Still, the Red Storm are the defending champions and played like it this season. Scarborough enters the state final 19-0, thanks to a nine-inning victory over Thornton Academy in the South regional final. That was the team’s closest game all season, and except for a two-run victory over the Trojans during the regular season, no opponent played the Red Storm within six runs.
Chloe Griffin helped pace the Red Storm in both the circle and at the plate, pitching to a 13-0 record while hitting .451. The team combined for 26 home runs, with Bella Dickinson and Hunter Greenleaf smacking six each. Outfielder Laura Powell as a first-team all-SMAA selection, while first baseman Felicia O’Reilly was named to the second team.
The Red Storm’s opponent this year, North champion Oxford Hills, hasn’t been to the state final since 1998-99. The Vikings made it to the regional final last year, and they brought back much of that roster. Sophomore starting pitcher Lauren N. Merrill improved in her second year in the circle, and the Vikings have a veteran infield that has backed up the contact pitcher who excels at hitting her spots.
The Vikings’ lineup is balanced, and as Skowhegan coach Lee Johnson attested to after losing to Oxford Hills in the North final, they are deep. When the Vikings do get on, they like to run the bases and put pressure on the opposing defense. Much of the lineup has home-run power as well.
Oxford Hills will need to score runs, like it did in the regional final, in order to keep pace with a Scarborough offense that lit up much of the competition in the South this season.
Two new finalists will meet in the Class B state title game, and they took different paths to get there.
North champion Brewer dropped down from Class A — where the Witches last played in and won the state title in 2008 — and took down all opponents on its way to a 19-0 record entering the final. Junior pitcher Libby Hewes did it all for the Witches, both pitching and hitting.
Scoring runs hasn’t been a problem for the Witches as a team. They haven’t been held to less than three runs, and they’ve scored at least six in every game since the calendar turned to May.

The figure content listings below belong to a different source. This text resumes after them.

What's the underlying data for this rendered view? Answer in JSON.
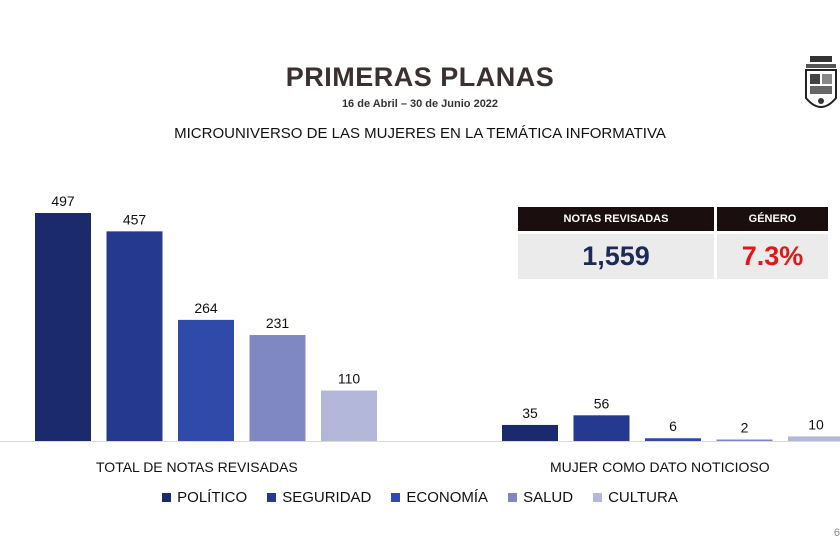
{
  "header": {
    "title": "PRIMERAS PLANAS",
    "subtitle": "16 de Abril – 30 de Junio 2022",
    "heading": "MICROUNIVERSO DE LAS MUJERES EN LA TEMÁTICA INFORMATIVA"
  },
  "summary": {
    "notas_label": "NOTAS REVISADAS",
    "notas_value": "1,559",
    "genero_label": "GÉNERO",
    "genero_value": "7.3%"
  },
  "chart_data": {
    "type": "bar",
    "categories": [
      "TOTAL DE NOTAS REVISADAS",
      "MUJER COMO DATO NOTICIOSO"
    ],
    "series": [
      {
        "name": "POLÍTICO",
        "color": "#1a2a6c",
        "values": [
          497,
          35
        ]
      },
      {
        "name": "SEGURIDAD",
        "color": "#253a8e",
        "values": [
          457,
          56
        ]
      },
      {
        "name": "ECONOMÍA",
        "color": "#2f4aa8",
        "values": [
          264,
          6
        ]
      },
      {
        "name": "SALUD",
        "color": "#8088c4",
        "values": [
          231,
          2
        ]
      },
      {
        "name": "CULTURA",
        "color": "#b3b7da",
        "values": [
          110,
          10
        ]
      }
    ],
    "ylim": [
      0,
      497
    ],
    "grid": false,
    "legend_position": "bottom"
  },
  "footer": {
    "page_number": "6"
  }
}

South champ Greely, on the other hand, advanced to its first state title game since 2013 on the back of a pair of 1-0 victories. The Rangers, who are in search of their first state title since 2002, came out of the South as the No. 6 seed.

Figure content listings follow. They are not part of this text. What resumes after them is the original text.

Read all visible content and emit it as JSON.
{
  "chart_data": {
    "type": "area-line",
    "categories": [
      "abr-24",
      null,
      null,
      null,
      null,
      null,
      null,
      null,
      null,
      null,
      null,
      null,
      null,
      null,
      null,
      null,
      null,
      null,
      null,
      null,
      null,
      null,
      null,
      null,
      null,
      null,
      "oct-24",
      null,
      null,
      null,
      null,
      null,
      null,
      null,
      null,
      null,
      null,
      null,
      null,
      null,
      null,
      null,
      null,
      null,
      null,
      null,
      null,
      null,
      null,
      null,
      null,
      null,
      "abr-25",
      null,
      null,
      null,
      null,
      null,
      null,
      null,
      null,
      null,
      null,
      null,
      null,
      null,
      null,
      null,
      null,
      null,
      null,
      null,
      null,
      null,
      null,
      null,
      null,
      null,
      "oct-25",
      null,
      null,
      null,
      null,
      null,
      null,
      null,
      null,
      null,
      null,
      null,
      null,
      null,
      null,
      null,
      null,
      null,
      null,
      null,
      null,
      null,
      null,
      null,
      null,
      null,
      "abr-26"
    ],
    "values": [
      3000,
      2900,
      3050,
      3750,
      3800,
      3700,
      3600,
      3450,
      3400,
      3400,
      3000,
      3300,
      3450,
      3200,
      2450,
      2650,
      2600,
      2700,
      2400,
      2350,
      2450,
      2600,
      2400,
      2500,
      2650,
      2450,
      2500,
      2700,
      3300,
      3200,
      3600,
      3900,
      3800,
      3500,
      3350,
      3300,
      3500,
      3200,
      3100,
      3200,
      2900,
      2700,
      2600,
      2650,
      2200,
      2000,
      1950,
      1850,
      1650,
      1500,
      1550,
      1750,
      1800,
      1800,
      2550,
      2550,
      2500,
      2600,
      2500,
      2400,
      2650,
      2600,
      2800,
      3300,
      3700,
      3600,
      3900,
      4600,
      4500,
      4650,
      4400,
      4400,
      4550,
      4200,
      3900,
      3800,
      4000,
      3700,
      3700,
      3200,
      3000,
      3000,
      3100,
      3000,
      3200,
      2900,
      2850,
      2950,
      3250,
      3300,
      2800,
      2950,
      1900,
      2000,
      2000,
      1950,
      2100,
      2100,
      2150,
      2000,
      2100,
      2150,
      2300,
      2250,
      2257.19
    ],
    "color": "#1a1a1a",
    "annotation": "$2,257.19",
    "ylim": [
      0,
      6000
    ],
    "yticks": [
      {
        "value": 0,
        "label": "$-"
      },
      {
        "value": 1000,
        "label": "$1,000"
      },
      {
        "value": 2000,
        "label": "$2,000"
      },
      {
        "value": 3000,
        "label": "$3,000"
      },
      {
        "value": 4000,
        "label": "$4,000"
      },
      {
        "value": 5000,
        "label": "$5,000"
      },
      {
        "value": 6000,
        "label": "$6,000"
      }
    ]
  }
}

They are led by senior pitcher Kelsey Currier, who has been lights-out the past two games. Currier admitted after a semifinal win over Gray-New Gloucester that they feels like an underdog. And with Currier and catcher Maddie Rawsnley as the only seniors, the Rangers weren’t expected to get to Saturday’s final.
It certainly didn’t look that way during a five-game losing streak during the middle of the season. Head coach Rob Hale said early in the season he would have been disappointed if his team didn’t make it to the regional final, but by the time a fifth straight loss came around that felt like a dwindling hope.

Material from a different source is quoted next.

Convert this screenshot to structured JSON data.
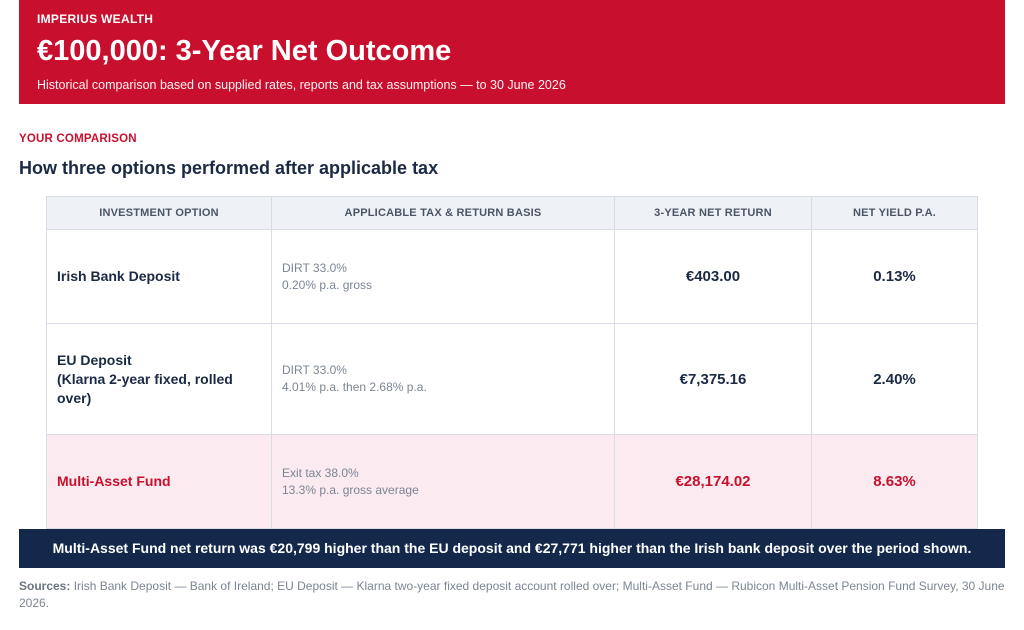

But now the Rangers are in the state final, where they will be underdogs against a mighty Brewer team that will be playing on its home field.
Madison has made it back to the state final for the third year in a row. However, a state championship rubber match against Bucksport was denied when North champion Narraguagus ousted the Bucks in the regional final.
While Madison is just two years removed from its last state championship, the Knights haven’t hoisted the trophy since 2002.
The Bulldogs have much of last year’s roster back, and sophomore pitcher Lauria LeBlanc has slid right into the circle and been a more-than-solid contributor. Her strikeout totals and her team’s offensive output often have an internal competition to see which total will be the highest.
LeBlanc might also be in a strikeout battle with Narraguagus’ Lanie Perry in Saturday’s final. Perry, a junior, has averaged more than 10 strikeouts per game this season.
Penobscot Valley needed 10 innings to get back to the state final, which the Howlers hope to win again. It would be their third title since 2012, in their fourth trip.
South champion Greenville, meanwhile, has never won a softball state title, and before Wednesday had never even earned a trip to the state final.
Both teams certainly earned the trip this season. The Howlers have yet to lose, going 19-0. The Lakers lost just once, to Class C North champion Narraguagus.
Strikeouts should be aplenty in the final. Penobscot Valley pitcher Leine McKechnie struck out 21 batters in the 10-inning regional final win, and she also had a three-run homer in the final frame. Greenville starter Halle Pelletier struck out eight batters in the South final, including four in a row late in the game. Head coach Mike Cabral said Pelletier gets stronger as games go on, and it usually coincides with the Lakers’ offense heating up.
Those Greenville bats will need to come alive against McKechnie in order to keep the Howlers from winning their 40th straight game.
Both pitchers have family on the team, making Saturday’s state final a chance for one pitcher’s win to be that much more special.